1 files changed, 110 insertions, 87 deletions
diff --git a/tensorflow/contrib/verbs/rdma.cc b/tensorflow/contrib/verbs/rdma.cc
index 445cbe290a..ec5adfdaa0 100644
--- a/tensorflow/contrib/verbs/rdma.cc
+++ b/tensorflow/contrib/verbs/rdma.cc
@@ -707,7 +707,6 @@ void RdmaTensorBuffer::SendNextItem() {
       bool can_memcpy = DataTypeCanUseMemcpy(in.dtype());
       // string tensor needs to be serialized
       Tensor copy;
-      StringPiece copy_buf;
       TensorProto proto;
       if (src_dev->tensorflow_gpu_device_info() &&
           (!send_args.alloc_attrs.on_host())) {
@@ -721,109 +720,133 @@ void RdmaTensorBuffer::SendNextItem() {
           host_alloc_attrs.set_on_host(true);
           Allocator* alloc = ProcessState::singleton()->GetCUDAHostAllocator(0);
           copy = Tensor(alloc, in.dtype(), in.shape());
-          s = VerbsUtil::CopyGPUTensorToCPUSync(
-              src_dev, send_args.device_context, &in, &copy);
-          CHECK(s.ok()) << "copy tensor from gpu sync";
-          copy_buf = copy.tensor_data();
+          tensor_bytes = in.TotalBytes();
+          buffer_size += tensor_bytes;
+          GPUUtil::CopyGPUTensorToCPU(
+              src_dev, send_args.device_context, &in, &copy,
+              [this, copy, tensor_bytes, buffer_size, key, in, step_id,
+               key_with_step_id, is_dead](const Status& s) {
+                CHECK(s.ok()) << "copy tensor from gpu sync";
+                StringPiece copy_buf;
+                copy_buf = copy.tensor_data();
+                PostCopyOperations(true, buffer_size, tensor_bytes, key, in,
+                                   step_id, is_dead, key_with_step_id, &copy,
+                                   NULL, &copy_buf);
+              });
         } else {
-          // "val" is on a GPU. Uses GPUUtil to fill the proto.

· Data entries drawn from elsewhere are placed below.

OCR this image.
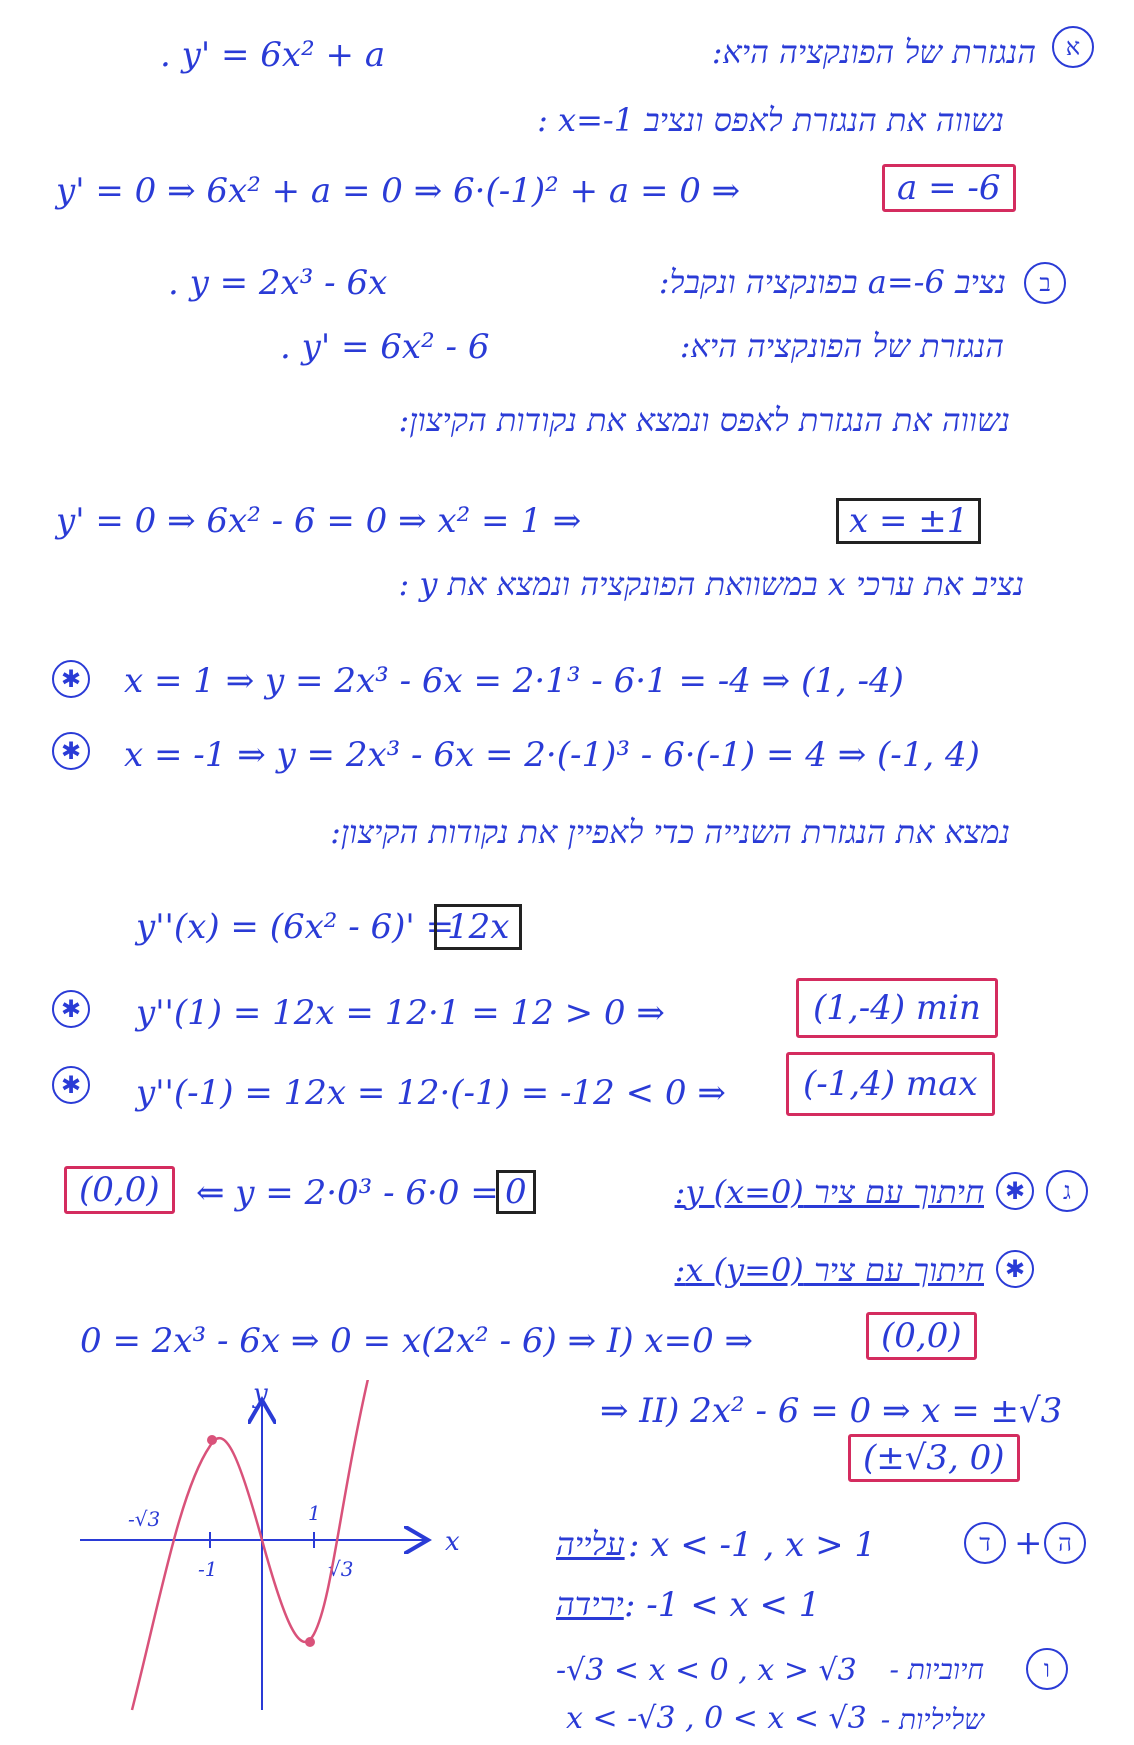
א
הנגזרת של הפונקציה היא:
. y' = 6x² + a
נשווה את הנגזרת לאפס ונציב x=-1 :
y' = 0 ⇒ 6x² + a = 0 ⇒ 6·(-1)² + a = 0 ⇒	a = -6
ב
נציב a=-6 בפונקציה ונקבל:
. y = 2x³ - 6x
הנגזרת של הפונקציה היא:
. y' = 6x² - 6
נשווה את הנגזרת לאפס ונמצא את נקודות הקיצון:
y' = 0 ⇒ 6x² - 6 = 0 ⇒ x² = 1 ⇒	x = ±1
נציב את ערכי x במשוואת הפונקציה ונמצא את y :
✱ x = 1 ⇒ y = 2x³ - 6x = 2·1³ - 6·1 = -4 ⇒ (1, -4)
✱ x = -1 ⇒ y = 2x³ - 6x = 2·(-1)³ - 6·(-1) = 4 ⇒ (-1, 4)
נמצא את הנגזרת השנייה כדי לאפיין את נקודות הקיצון:
y''(x) = (6x² - 6)' =
12x
✱ y''(1) = 12x = 12·1 = 12 > 0 ⇒	(1,-4) min
✱ y''(-1) = 12x = 12·(-1) = -12 < 0 ⇒	(-1,4) max
ג
✱
חיתוך עם ציר y (x=0):
(0,0)	⇐ y = 2·0³ - 6·0 = 0
✱
חיתוך עם ציר x (y=0):
0 = 2x³ - 6x ⇒ 0 = x(2x² - 6) ⇒ I) x=0 ⇒	(0,0)
⇒ II) 2x² - 6 = 0 ⇒ x = ±√3
(±√3, 0)
x
y
-√3
-1
1
√3
ה
+
ד
עלייה : x < -1 , x > 1
ירידה : -1 < x < 1
ו
חיוביות -
-√3 < x < 0 , x > √3
שליליות -
x < -√3 , 0 < x < √3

-          s = VerbsUtil::SetProtoFromGPUSync(
-              in, src_dev, send_args.device_context, &proto, is_dead);
-          CHECK(s.ok()) << "set proto from gpu sync";
+          // "val" is on a GPU. No longer uses GPUUtil to fill the proto, use
+          // aync instead
+          GPUUtil::SetProtoFromGPU(
+              in, src_dev, send_args.device_context, &proto, is_dead,
+              [this, proto, buffer_size, key, in, step_id, key_with_step_id,
+               is_dead](const Status& s) mutable {
+                CHECK(s.ok()) << "copy proto from gpu sync";
+                auto tensor_bytes = proto.ByteSize();
+                buffer_size += tensor_bytes;
+                PostCopyOperations(false, buffer_size, tensor_bytes, key, in,
+                                   step_id, is_dead, key_with_step_id, NULL,
+                                   &proto, NULL);
+              });
         }
       } else {
         // tensor is in CPU memory.
+        StringPiece copy_buf;
         if (can_memcpy) {
           copy_buf = in.tensor_data();
+          tensor_bytes = in.TotalBytes();
         } else {
           in.AsProtoTensorContent(&proto);
+          tensor_bytes = proto.ByteSize();
         }
-      }
-      if (can_memcpy) {
-        tensor_bytes = in.TotalBytes();
-      } else {
-        tensor_bytes = proto.ByteSize();
+        buffer_size += tensor_bytes;
+        PostCopyOperations(can_memcpy, buffer_size, tensor_bytes, key, in,
+                           step_id, is_dead, key_with_step_id, &copy, &proto,
+                           &copy_buf);
       }
       // maybe some margin for string tensor?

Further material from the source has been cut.